Pair Corralation between Consensus Cloud and CiT

Given the investment horizon of 90 days Consensus Cloud Solutions is expected to generate 1.05 times more return on investment than CiT. However, Consensus Cloud is 1.05 times more volatile than CiT Inc. It trades about 0.05 of its potential returns per unit of risk. CiT Inc is currently generating about 0.02 per unit of risk. If you would invest  2,339  in Consensus Cloud Solutions on September 3, 2024 and sell it today you would earn a total of  156.00  from holding Consensus Cloud Solutions or generate 6.67% return on investment over 90 days.
Time Period3 Months [change]
DirectionMoves Against 
StrengthInsignificant
Accuracy100.0%
ValuesDaily Returns

Consensus Cloud Solutions  vs.  CiT Inc

 Performance 
       Timeline  
Consensus Cloud Solutions 

Risk-Adjusted Performance

3 of 100

 
Weak
 
Strong
Insignificant
Compared to the overall equity markets, risk-adjusted returns on investments in Consensus Cloud Solutions are ranked lower than 3 (%) of all global equities and portfolios over the last 90 days. Despite fairly unsteady basic indicators, Consensus Cloud may actually be approaching a critical reversion point that can send shares even higher in January 2025.
CiT Inc 

Risk-Adjusted Performance

1 of 100

 
Weak
 
Strong
Weak
Compared to the overall equity markets, risk-adjusted returns on investments in CiT Inc are ranked lower than 1 (%) of all global equities and portfolios over the last 90 days. In spite of comparatively stable basic indicators, CiT is not utilizing all of its potentials. The latest stock price uproar, may contribute to short-horizon losses for the private investors.
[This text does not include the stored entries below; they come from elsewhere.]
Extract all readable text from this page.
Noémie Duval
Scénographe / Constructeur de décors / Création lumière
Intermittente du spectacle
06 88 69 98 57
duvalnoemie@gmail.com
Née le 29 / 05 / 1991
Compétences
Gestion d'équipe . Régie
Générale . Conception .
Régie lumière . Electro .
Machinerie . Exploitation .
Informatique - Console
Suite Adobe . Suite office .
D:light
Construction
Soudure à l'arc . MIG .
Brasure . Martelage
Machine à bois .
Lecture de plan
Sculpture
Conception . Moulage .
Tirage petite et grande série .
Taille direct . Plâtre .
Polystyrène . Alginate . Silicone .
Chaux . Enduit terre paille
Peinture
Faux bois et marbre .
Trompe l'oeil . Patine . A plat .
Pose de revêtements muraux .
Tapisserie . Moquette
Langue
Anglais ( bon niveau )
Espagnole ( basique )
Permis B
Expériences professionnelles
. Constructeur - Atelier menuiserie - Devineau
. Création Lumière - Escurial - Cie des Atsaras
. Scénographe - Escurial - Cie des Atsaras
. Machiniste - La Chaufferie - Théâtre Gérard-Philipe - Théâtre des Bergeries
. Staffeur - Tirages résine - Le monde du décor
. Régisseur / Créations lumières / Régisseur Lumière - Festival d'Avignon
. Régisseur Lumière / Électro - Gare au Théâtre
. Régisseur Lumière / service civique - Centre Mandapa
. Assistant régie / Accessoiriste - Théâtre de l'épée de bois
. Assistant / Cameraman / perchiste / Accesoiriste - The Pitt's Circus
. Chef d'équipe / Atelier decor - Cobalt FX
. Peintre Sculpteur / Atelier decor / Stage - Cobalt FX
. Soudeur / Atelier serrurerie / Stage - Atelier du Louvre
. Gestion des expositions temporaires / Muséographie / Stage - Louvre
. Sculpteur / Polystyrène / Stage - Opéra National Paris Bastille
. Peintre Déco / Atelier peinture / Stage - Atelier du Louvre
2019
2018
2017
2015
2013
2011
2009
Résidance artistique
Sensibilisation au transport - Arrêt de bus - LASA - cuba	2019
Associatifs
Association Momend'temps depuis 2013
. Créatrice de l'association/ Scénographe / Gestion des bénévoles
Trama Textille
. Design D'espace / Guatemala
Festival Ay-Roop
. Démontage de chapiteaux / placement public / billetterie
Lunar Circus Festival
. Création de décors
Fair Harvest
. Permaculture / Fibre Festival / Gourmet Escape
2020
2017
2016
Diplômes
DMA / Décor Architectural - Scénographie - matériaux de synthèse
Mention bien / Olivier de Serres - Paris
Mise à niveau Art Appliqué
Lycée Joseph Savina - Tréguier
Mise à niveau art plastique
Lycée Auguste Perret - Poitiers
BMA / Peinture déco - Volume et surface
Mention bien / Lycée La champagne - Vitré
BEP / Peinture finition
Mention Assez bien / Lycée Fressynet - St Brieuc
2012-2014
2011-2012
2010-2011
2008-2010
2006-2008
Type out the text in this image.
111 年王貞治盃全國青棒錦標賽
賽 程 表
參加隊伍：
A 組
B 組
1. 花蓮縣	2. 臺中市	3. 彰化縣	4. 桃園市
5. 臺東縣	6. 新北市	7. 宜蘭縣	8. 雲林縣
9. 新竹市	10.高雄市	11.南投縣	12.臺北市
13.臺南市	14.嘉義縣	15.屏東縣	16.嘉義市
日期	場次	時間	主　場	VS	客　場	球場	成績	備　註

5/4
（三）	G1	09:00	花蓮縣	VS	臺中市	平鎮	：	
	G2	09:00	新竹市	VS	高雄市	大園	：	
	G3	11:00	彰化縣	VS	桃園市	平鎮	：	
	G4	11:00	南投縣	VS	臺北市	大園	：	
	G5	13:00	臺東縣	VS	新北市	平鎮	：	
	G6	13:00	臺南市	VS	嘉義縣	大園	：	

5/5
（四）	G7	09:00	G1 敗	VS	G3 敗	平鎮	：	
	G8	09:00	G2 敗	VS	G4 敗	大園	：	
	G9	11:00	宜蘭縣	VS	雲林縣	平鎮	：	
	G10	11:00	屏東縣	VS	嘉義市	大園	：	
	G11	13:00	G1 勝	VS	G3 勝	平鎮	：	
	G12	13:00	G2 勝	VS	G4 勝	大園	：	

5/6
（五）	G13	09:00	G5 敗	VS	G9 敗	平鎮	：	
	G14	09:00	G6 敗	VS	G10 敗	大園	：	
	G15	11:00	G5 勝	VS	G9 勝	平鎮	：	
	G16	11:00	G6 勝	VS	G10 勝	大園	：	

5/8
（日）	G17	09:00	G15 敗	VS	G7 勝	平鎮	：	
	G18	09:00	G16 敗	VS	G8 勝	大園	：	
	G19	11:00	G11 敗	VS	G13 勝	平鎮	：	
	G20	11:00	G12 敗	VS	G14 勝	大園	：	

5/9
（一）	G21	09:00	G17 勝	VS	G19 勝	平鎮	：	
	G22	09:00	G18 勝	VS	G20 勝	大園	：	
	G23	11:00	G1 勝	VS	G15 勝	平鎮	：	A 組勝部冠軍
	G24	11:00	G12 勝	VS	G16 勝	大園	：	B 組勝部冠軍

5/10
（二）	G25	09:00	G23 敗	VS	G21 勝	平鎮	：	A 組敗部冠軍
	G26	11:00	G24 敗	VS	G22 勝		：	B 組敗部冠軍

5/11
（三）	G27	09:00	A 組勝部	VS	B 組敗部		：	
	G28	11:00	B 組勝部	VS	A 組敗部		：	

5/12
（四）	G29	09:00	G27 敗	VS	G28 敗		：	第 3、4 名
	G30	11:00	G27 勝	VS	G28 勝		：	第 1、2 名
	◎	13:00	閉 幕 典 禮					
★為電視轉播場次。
Consensus Cloud and CiT Volatility Contrast

   Predicted Return Density   
       Returns  

Pair Trading with Consensus Cloud and CiT

The main advantage of trading using opposite Consensus Cloud and CiT positions is that it hedges away some unsystematic risk. Because of two separate transactions, even if Consensus Cloud position performs unexpectedly, CiT can make up some of the losses. Pair trading also minimizes risk from directional movements in the market. For example, if an entire industry or sector drops because of unexpected headlines, the short position in CiT will offset losses from the drop in CiT's long position.
The idea behind Consensus Cloud Solutions and CiT Inc pairs trading is to make the combined position market-neutral, meaning the overall market's direction will not affect its win or loss (or potential downside or upside). This can be achieved by designing a pairs trade with two highly correlated stocks or equities that operate in a similar space or sector, making it possible to obtain profits through simple and relatively low-risk investment.
Check out your portfolio center.
Note that this page's information should be used as a complementary analysis to find the right mix of equity instruments to add to your existing portfolios or create a brand new portfolio. You can also try the Portfolio Suggestion module to get suggestions outside of your existing asset allocation including your own model portfolios.